The conference, at Hatherley Manor Hotel, near Gloucester, was called by the Department for Environment, Food and Rural Affairs.

About 100 farmers heard from keynote speaker Ian Ball, a senior agricultural advisor from the Rural Development Service.

Mr Ball told delegates that the government had already paid out a total of 95 million in compensation to local farmers whose animals had been culled.

And he appeared to underline advice that farmers – certainly the older ones – should consider getting out while the going is still fair, financially at least.

Mr Ball said: “Fifty per cent of farmers are currently in excess of 50 years old. So the glass is half-full rather than half-empty.

“The younger farmers can adapt to new practices to take themselves forward,” he said. But older farmers should consider an “exit strategy”.

Mr Ball told delegates that said government compensation “has made retirement possible for farm businesses.”

He also warned that exposure to world market prices would create an increasingly difficult situation for livestock farmers determined to continue.

But Anthony Gibson, National Farmers Union regional director for south-west England, called for a “full public and independent inquiry” into the crisis.
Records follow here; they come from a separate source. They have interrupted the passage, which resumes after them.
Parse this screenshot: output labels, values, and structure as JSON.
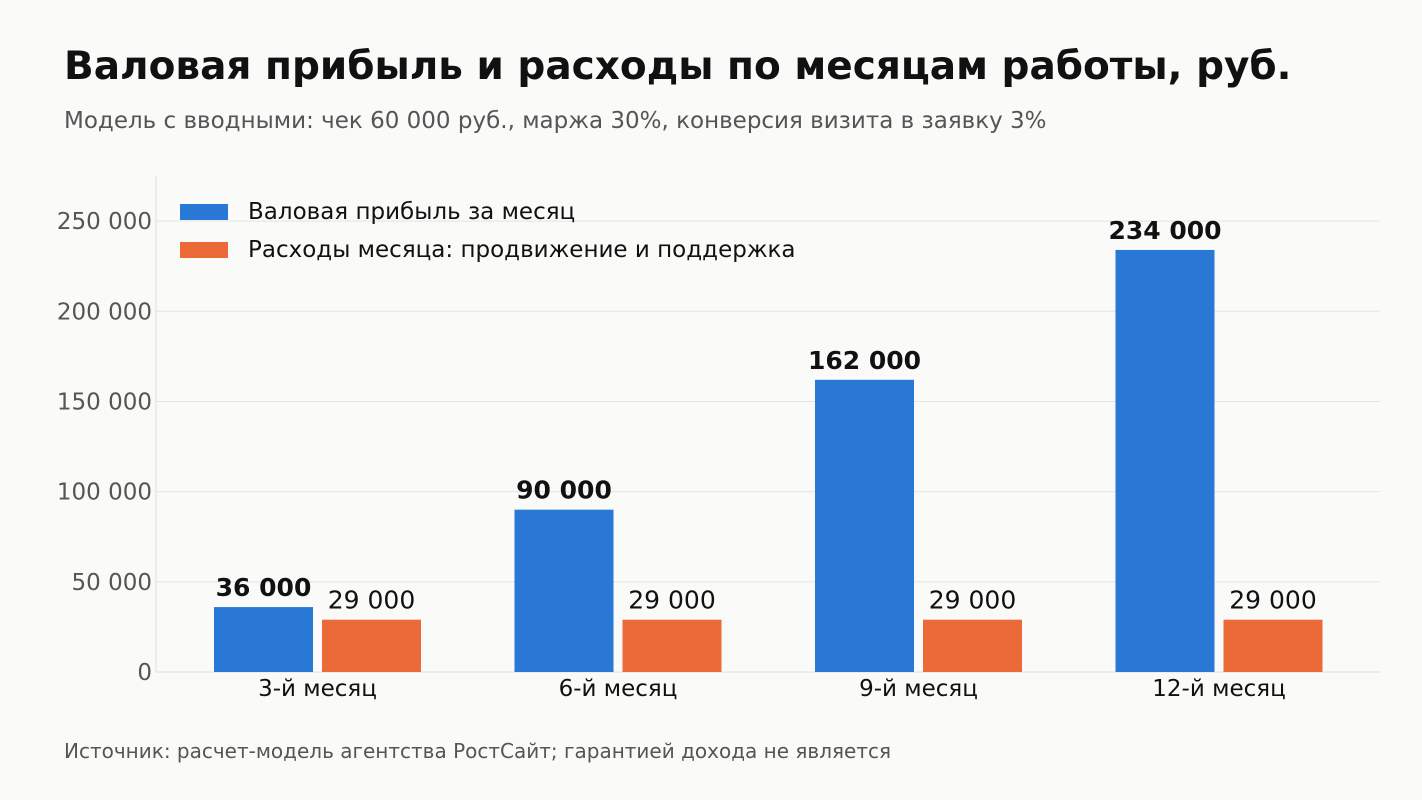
{
  "title": "Валовая прибыль и расходы по месяцам работы, руб.",
  "subtitle": "Модель с вводными: чек 60 000 руб., маржа 30%, конверсия визита в заявку 3%",
  "source": "Источник: расчет-модель агентства РостСайт; гарантией дохода не является",
  "chart_data": {
    "type": "bar",
    "categories": [
      "3-й месяц",
      "6-й месяц",
      "9-й месяц",
      "12-й месяц"
    ],
    "series": [
      {
        "name": "Валовая прибыль за месяц",
        "values": [
          36000,
          90000,
          162000,
          234000
        ],
        "color": "#2a78d6",
        "labels": [
          "36 000",
          "90 000",
          "162 000",
          "234 000"
        ],
        "label_weight": "bold"
      },
      {
        "name": "Расходы месяца: продвижение и поддержка",
        "values": [
          29000,
          29000,
          29000,
          29000
        ],
        "color": "#eb6a38",
        "labels": [
          "29 000",
          "29 000",
          "29 000",
          "29 000"
        ],
        "label_weight": "normal"
      }
    ],
    "y_ticks": [
      0,
      50000,
      100000,
      150000,
      200000,
      250000
    ],
    "y_tick_labels": [
      "0",
      "50 000",
      "100 000",
      "150 000",
      "200 000",
      "250 000"
    ],
    "ylim": [
      0,
      275000
    ],
    "grid": true,
    "legend_position": "top-left"
  }
}
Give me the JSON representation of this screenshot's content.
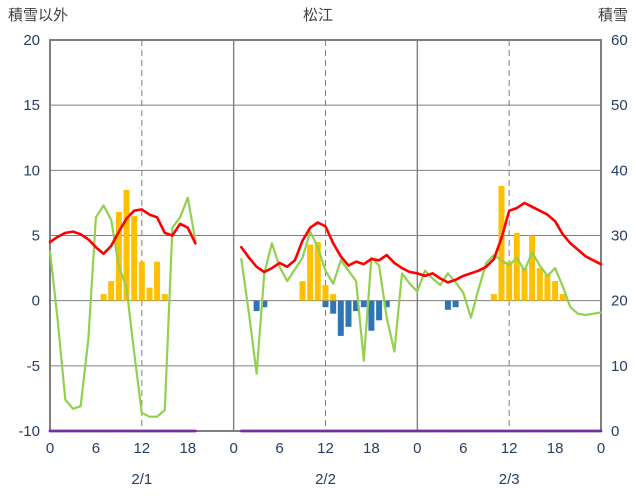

One of the aims of such an inquiry should be to clear up possible mistakes made and the “media storm” that has surrounded it, he said.

“You all have been living a nightmare over the past months.

“The farming world has changed forever. This is an opportunity to think about what you could be doing.”

Mr Gibson also described what he called an insensitive “media storm” that had, of late, degraded the real suffering of farmers.

“As soon as we have a full public and independent inquiry to call Whitehall ministers and even people from the farming community to account the better.”

David King, a 64-year-old livestock farmer said agriculture had changed forever. “It will never be the same. it will be like the mines and steel works.”